Across the Asia-Pacific, countries such as Japan and India stand to benefit from drastically lower oil prices, since many of them are net energy importers. The benefits will not be evenly distributed, of course, and there will be downsides. But some investors are betting that the new normal in energy markets will boost growth in many of Asia's emerging markets, as well as the region's more mature economies, and give policy-makers greater political leeway as they implement tough, but needed, structural reforms.

"These economies are going to prosper," says David Kunselman, a senior portfolio manager with Excel Investment Counsel Inc., which has about $250-million invested in India. "And you'll see Calgary and other parts of the world suffer – I shouldn't say suffer, but go in a different direction."

Japan, for instance, pays about $250-billion annually for energy imports – a cost that has only gone up since it shuttered its nuclear reactors in the wake of the Fukushima disaster. Prime Minister Shinzo Abe has taken on record levels of debt as he tries to revive Japan's stagnating economy and faces political opposition to restarting the reactors. Paying less for oil and gas imports will help his newly re-elected government, even as it lowers energy costs for consumers struggling with Japan's new inflation.

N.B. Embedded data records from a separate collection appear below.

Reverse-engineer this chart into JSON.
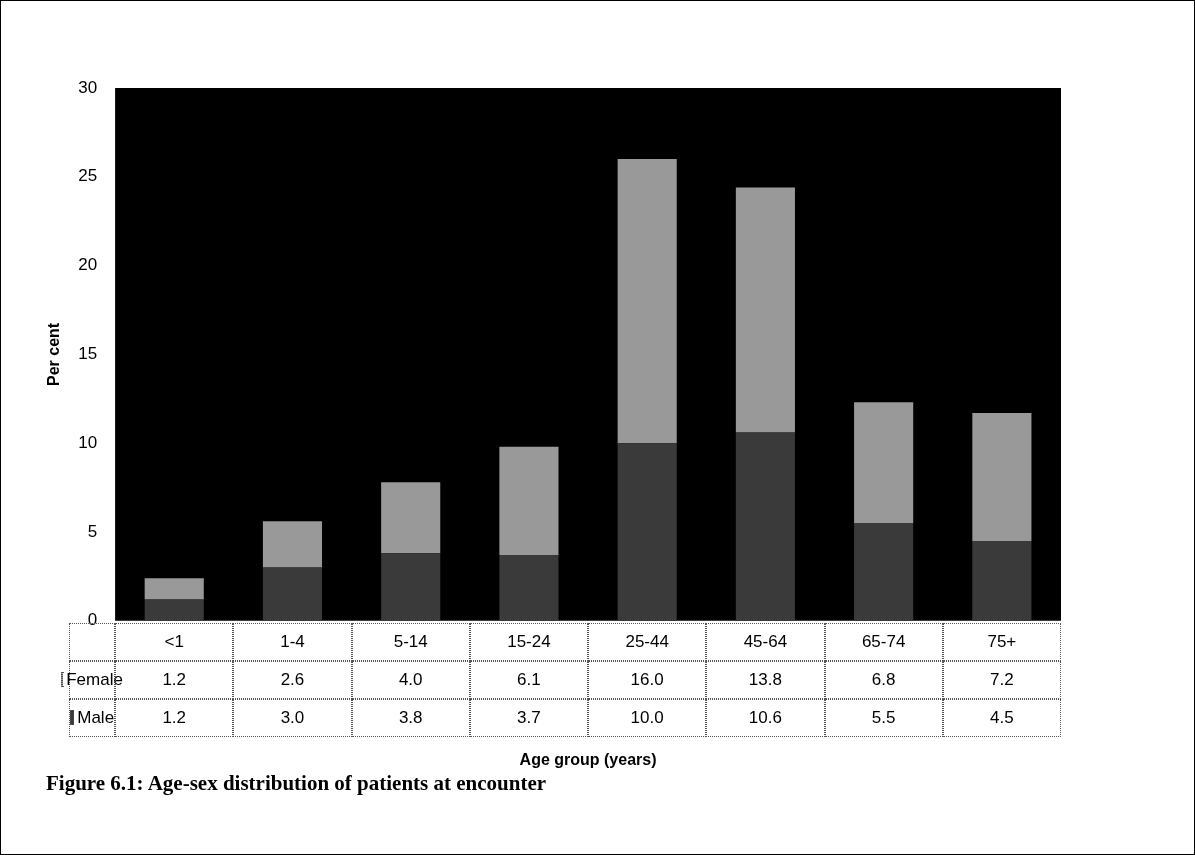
{
  "chart_data": {
    "type": "bar",
    "title": "Figure 6.1: Age-sex distribution of patients at encounter",
    "ylabel": "Per cent",
    "annotations": [
      "Age group (years)"
    ],
    "categories": [
      "<1",
      "1-4",
      "5-14",
      "15-24",
      "25-44",
      "45-64",
      "65-74",
      "75+"
    ],
    "stacked": true,
    "series": [
      {
        "name": "Male",
        "color": "#3a3a3a",
        "values": [
          1.2,
          3.0,
          3.8,
          3.7,
          10.0,
          10.6,
          5.5,
          4.5
        ],
        "value_labels": [
          "1.2",
          "3.0",
          "3.8",
          "3.7",
          "10.0",
          "10.6",
          "5.5",
          "4.5"
        ]
      },
      {
        "name": "Female",
        "color": "#999999",
        "values": [
          1.2,
          2.6,
          4.0,
          6.1,
          16.0,
          13.8,
          6.8,
          7.2
        ],
        "value_labels": [
          "1.2",
          "2.6",
          "4.0",
          "6.1",
          "16.0",
          "13.8",
          "6.8",
          "7.2"
        ]
      }
    ],
    "ylim": [
      0,
      30
    ],
    "yticks": [
      0,
      5,
      10,
      15,
      20,
      25,
      30
    ],
    "grid": false,
    "legend": "bottom"
  }
}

"The short-term benefits are obvious," says Tom O'Sullivan, the founder of Mathyos Energy, an independent energy consultancy based in Tokyo.

The manufacturing export powerhouse of South Korea, too, is a huge net importer of oil and gas: Roughly 97 per cent of its primary energy demand comes from energy imports, according to the U.S. Energy Information Administration, with almost all of it arriving by tanker shipments of crude oil and liquefied natural gas (LNG).

Several countries, such as India and Indonesia, are not only net importers but also heavily subsidize fuel costs. Indonesia, for example, has spent as much as 20 per cent of its national budget on making energy cheaper for its enormous population. Many observers criticize this as wasteful, untargeted spending, since it not only needlessly subsidizes wealthy car owners, but also leads to market distortions such as people buying cheap gasoline in Indonesia and selling it at a profit in nearby Singapore.

For newly elected leaders in India – the world's third-biggest importer of oil, after overtaking Japan last year – and Indonesia, the fall in oil prices will cushion the political backlash from moving to cut these subsidies. Joko Widodo, Indonesia's newly elected President, raised fuel prices shortly after his inauguration in October. Indian Prime Minister Narendra Modi, elected last May, used the falling price of oil to loosen state control of diesel prices and raise tariffs on natural gas.

Mr. Kunselman says lower energy prices will also have positive ripple effects throughout the Indian economy – keeping food transportation costs down and lowering the price of key vegetables such as onions.

The falling oil prices also give many emerging Asian economies a more positive current account balance, and give policy-makers leeway to cut interest rates. India's central bank governor, Raghuram Rajan, took advantage of lower inflation last week to cut the key repo rate by 25 basis points, bringing it to 7.75 per cent in a bid to spur growth.

There are downsides to lower oil. Malaysia, as the world's second-largest exporter of LNG and the second-largest oil producer in Southeast Asia, will suffer a drastic drop in revenues for state-owned energy firms such as Petronas – which has billion of dollars invested in British Columbia's nascent LNG export industry. In Australia, where multiple LNG export terminals are under construction, lower oil revenues for the oil majors building them – combined with lower LNG prices expected as a result of looming oversupply – could sap enthusiasm for these projects, which are already experiencing huge cost overruns. The same could hold true for Canada's west coast, where projects are in even earlier stages of development.

And Mr. O'Sullivan notes that Japan had been working toward greater energy efficiency and was starting to develop its renewable energy sector, efforts he suggests will falter as the cost of oil removes the pressure to act in these areas.